Newer versions of Windows make it easy to get rid of a ghost NIC. All you have to do is to open the Device Manager and then select the Show Hidden Devices option from the View menu. This will cause the ghost NIC to be revealed. At that point, you can right click on the ghost NIC and use the Uninstall Device command to remove it.

You can tell the Device Manager to display hidden devices.

So what can you do if you are running an older version of Windows and Device Manager does not have an option to show hidden devices? Well, in those types of situations you can enter a command into an elevated Command Prompt window as a way of forcing the Device Manager to show the ghost devices. The command is:

Set devmgr_show_nonpresent_devices=1

You can see what this looks like below. Remember, you have to do this from an elevated Command Prompt (a Command Prompt with administrative privileges).

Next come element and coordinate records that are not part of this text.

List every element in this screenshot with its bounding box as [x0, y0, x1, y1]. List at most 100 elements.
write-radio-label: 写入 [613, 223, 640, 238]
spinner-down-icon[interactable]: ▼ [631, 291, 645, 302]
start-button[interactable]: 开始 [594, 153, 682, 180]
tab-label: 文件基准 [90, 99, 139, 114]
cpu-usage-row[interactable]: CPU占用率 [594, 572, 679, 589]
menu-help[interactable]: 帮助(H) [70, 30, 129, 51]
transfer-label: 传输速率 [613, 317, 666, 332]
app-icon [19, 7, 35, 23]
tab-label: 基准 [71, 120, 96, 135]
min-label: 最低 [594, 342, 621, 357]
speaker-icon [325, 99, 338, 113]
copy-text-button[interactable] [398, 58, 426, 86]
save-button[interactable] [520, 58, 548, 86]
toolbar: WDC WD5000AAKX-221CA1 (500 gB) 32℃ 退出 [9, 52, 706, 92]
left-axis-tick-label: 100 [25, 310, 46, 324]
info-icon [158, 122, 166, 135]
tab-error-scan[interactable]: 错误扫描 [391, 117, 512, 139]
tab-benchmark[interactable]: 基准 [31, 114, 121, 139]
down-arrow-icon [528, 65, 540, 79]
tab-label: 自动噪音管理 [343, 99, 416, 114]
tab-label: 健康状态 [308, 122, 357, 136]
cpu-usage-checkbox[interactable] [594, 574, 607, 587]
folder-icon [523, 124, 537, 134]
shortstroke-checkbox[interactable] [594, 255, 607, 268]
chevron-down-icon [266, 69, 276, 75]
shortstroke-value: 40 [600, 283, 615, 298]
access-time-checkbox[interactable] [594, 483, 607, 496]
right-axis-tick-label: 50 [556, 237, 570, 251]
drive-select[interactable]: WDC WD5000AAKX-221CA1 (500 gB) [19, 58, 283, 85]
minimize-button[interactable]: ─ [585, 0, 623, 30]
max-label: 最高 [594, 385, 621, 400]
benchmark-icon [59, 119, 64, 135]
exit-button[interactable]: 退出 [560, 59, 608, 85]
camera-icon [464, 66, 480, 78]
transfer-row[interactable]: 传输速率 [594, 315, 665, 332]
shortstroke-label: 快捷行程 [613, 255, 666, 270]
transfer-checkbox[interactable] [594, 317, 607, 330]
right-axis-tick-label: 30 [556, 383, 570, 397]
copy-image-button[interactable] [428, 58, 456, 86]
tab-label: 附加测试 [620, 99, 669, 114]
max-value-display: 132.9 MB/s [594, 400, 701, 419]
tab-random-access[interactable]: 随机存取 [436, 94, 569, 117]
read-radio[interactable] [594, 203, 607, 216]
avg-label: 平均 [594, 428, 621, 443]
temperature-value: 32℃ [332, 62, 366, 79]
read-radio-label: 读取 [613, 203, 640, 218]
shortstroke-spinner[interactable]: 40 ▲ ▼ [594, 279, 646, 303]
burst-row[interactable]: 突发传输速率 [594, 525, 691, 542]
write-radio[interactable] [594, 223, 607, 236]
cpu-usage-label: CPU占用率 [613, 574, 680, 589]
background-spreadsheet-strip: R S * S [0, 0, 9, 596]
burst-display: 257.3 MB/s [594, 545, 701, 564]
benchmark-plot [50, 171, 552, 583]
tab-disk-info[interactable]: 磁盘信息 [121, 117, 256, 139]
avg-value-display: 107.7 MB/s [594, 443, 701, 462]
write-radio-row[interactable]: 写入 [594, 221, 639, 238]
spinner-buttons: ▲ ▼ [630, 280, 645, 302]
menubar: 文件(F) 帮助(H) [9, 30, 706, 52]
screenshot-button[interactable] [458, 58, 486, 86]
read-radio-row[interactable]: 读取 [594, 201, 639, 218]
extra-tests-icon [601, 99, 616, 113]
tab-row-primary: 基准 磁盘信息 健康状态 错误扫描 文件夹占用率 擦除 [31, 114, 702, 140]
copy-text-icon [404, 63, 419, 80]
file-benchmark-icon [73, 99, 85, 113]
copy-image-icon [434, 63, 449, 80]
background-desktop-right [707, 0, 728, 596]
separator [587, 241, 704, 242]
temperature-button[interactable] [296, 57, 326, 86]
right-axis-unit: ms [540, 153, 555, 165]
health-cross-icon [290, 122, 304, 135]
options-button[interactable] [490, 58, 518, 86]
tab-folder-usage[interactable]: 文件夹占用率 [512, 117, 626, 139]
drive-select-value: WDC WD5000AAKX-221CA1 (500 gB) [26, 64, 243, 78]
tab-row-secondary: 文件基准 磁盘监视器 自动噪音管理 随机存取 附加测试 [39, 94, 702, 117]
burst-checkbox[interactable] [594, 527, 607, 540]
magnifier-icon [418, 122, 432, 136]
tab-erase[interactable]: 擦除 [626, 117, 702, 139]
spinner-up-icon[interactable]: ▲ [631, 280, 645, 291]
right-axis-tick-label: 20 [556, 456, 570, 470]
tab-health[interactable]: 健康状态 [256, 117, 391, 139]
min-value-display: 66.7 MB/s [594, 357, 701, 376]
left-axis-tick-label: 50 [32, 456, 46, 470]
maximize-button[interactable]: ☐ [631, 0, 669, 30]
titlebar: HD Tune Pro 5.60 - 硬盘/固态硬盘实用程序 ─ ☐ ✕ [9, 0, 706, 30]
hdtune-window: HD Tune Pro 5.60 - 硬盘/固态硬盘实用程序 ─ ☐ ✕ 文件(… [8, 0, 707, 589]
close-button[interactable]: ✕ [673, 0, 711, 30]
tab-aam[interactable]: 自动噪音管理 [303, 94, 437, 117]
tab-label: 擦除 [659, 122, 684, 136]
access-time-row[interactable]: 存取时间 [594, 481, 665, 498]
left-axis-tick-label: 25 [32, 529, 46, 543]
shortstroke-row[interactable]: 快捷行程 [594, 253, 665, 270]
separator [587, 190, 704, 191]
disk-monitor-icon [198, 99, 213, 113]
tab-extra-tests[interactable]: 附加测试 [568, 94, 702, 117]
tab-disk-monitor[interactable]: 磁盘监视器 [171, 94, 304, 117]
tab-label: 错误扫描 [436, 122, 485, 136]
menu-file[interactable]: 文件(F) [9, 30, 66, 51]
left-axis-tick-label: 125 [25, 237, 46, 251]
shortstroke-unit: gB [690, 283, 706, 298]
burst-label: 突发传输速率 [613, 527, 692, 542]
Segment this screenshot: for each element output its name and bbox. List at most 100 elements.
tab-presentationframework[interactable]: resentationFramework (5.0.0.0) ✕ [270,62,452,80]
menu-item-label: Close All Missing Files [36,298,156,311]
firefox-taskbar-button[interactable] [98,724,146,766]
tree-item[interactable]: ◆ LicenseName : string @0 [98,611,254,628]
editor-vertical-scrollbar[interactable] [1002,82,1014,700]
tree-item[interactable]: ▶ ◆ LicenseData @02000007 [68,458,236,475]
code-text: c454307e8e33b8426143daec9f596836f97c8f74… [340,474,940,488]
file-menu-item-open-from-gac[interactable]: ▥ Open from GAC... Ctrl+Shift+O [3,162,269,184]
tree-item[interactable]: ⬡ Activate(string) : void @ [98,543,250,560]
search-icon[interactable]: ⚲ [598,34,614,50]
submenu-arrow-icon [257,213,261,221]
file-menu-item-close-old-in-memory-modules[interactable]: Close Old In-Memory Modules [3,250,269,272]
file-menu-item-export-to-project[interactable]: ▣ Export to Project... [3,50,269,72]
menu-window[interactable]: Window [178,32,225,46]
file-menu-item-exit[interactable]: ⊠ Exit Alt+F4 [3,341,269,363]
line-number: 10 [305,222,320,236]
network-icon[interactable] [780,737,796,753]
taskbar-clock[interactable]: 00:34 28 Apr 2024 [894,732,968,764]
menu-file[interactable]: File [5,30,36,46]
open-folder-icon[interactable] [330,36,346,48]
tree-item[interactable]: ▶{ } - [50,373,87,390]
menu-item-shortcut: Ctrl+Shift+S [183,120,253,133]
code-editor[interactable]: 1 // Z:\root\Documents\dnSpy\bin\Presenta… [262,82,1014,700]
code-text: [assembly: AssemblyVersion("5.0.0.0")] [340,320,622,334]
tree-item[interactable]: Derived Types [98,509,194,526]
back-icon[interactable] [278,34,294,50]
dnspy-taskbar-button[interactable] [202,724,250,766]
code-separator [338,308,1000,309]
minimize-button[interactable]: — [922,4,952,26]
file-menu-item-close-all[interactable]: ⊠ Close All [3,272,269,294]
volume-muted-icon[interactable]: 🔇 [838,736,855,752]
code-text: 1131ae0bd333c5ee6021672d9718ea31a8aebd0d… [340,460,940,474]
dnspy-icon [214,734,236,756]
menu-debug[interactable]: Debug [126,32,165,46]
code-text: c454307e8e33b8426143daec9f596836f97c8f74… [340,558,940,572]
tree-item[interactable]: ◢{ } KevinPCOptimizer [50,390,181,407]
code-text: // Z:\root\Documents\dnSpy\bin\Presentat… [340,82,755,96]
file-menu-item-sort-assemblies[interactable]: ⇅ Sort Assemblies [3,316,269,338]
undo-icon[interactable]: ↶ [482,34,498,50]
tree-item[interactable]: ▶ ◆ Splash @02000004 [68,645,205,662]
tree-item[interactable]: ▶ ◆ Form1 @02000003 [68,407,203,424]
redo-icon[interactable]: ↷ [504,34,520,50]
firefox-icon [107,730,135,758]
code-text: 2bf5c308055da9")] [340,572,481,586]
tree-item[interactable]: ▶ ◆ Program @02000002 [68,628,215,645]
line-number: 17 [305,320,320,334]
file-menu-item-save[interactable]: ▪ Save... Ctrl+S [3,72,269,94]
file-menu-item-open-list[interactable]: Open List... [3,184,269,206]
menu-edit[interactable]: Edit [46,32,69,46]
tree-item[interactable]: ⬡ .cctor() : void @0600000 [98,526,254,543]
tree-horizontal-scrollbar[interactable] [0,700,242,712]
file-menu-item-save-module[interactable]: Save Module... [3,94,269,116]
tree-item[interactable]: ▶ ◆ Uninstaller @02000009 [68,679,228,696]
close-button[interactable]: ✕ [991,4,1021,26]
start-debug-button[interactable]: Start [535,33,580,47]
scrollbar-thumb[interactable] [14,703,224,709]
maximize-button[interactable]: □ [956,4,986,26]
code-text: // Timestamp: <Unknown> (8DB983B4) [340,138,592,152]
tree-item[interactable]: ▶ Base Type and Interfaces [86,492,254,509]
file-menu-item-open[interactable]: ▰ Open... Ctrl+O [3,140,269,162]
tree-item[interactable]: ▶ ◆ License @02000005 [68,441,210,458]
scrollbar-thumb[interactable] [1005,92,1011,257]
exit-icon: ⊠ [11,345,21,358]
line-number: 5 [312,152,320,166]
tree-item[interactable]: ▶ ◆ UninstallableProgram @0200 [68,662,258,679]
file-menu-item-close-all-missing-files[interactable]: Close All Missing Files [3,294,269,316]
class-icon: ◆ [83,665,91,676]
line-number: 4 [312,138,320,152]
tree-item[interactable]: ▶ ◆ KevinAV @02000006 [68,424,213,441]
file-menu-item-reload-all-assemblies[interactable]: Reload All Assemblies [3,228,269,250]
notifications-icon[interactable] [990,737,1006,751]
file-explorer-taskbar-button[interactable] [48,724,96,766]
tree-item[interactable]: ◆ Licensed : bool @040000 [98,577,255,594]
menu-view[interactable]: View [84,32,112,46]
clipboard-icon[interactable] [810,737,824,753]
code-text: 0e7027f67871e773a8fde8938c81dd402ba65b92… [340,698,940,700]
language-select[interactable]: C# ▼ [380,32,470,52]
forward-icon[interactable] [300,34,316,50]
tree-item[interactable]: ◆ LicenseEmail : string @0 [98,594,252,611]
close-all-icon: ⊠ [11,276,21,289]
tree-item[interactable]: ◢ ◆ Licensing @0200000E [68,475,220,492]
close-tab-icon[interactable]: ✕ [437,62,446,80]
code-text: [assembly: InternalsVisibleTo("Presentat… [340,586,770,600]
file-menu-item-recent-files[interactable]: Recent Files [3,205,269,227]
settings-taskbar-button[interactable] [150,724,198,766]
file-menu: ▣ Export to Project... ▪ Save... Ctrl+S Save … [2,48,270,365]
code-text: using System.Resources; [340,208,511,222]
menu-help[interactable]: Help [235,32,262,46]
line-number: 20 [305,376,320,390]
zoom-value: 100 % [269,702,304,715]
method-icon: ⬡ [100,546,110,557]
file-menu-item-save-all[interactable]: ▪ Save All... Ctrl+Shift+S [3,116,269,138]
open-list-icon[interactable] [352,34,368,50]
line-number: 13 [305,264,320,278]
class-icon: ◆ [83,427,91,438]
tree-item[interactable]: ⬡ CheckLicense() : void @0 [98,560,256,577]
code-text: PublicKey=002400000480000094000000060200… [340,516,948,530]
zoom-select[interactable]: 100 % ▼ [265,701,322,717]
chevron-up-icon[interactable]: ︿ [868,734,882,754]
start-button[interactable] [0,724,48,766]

You may have to use this command to make the ghost NIC visible.

If you have an extremely old version of Windows, such as Windows Server 2003 or Windows 2000, then even this technique will not work. What you will have to do in those cases is to add devmgr_show_nonpresent_devices=1 to the server’s environment variables.

As a last resort, you can also try removing the ghost network adapter’s TCP/IP configuration directly from the registry. I strongly recommend making a backup before trying this, because you can severely damage the Windows operating system if something goes wrong. I also recommend that you avoid the temptation to try to remove the entire NIC using the registry. Instead, it’s better to focus on releasing the IP address.

To do so, open the registry editor and go to HKEY_LOCAL_MACHINE\SYSTEM\CurrentControlSet\Services. You will see several registry keys with long hexadecimal names. These each correspond to a network adapter. Expand each adapter and then expand the Parameters container beneath it to expose the Tcpip container. Edit the EnableDHCP registry key and change its value to 1, as shown in the figure below. This tells the adapter to use DHCP instead of a static IP address, this giving you the ability to reuse the address on another adapter.

You can change the value of EnableDHCP to 1 and remove the IP address and subnet.

You will also need to remove the IP address and the subnet mask, which you can see in the figure above. The next figure shows what this registry key looks like following the edits. You will need to restart the computer for the changes to take effect.

This is what the registry key looks like after the edits.

You will have to make similar changes at HKEY_LOCAL_MACHINE\SYSTEM\CurrentControlSet001\Services\Tcpip\Parameters\Interfaces\{your GUID}.

As you can see, the degree of difficulty reclaiming an IP address from a ghost network adapter is proportional to the age of the operating system. Things have gotten easier over time. Thankfully, there are ways of releasing the IP address, even if you are running an old Windows version.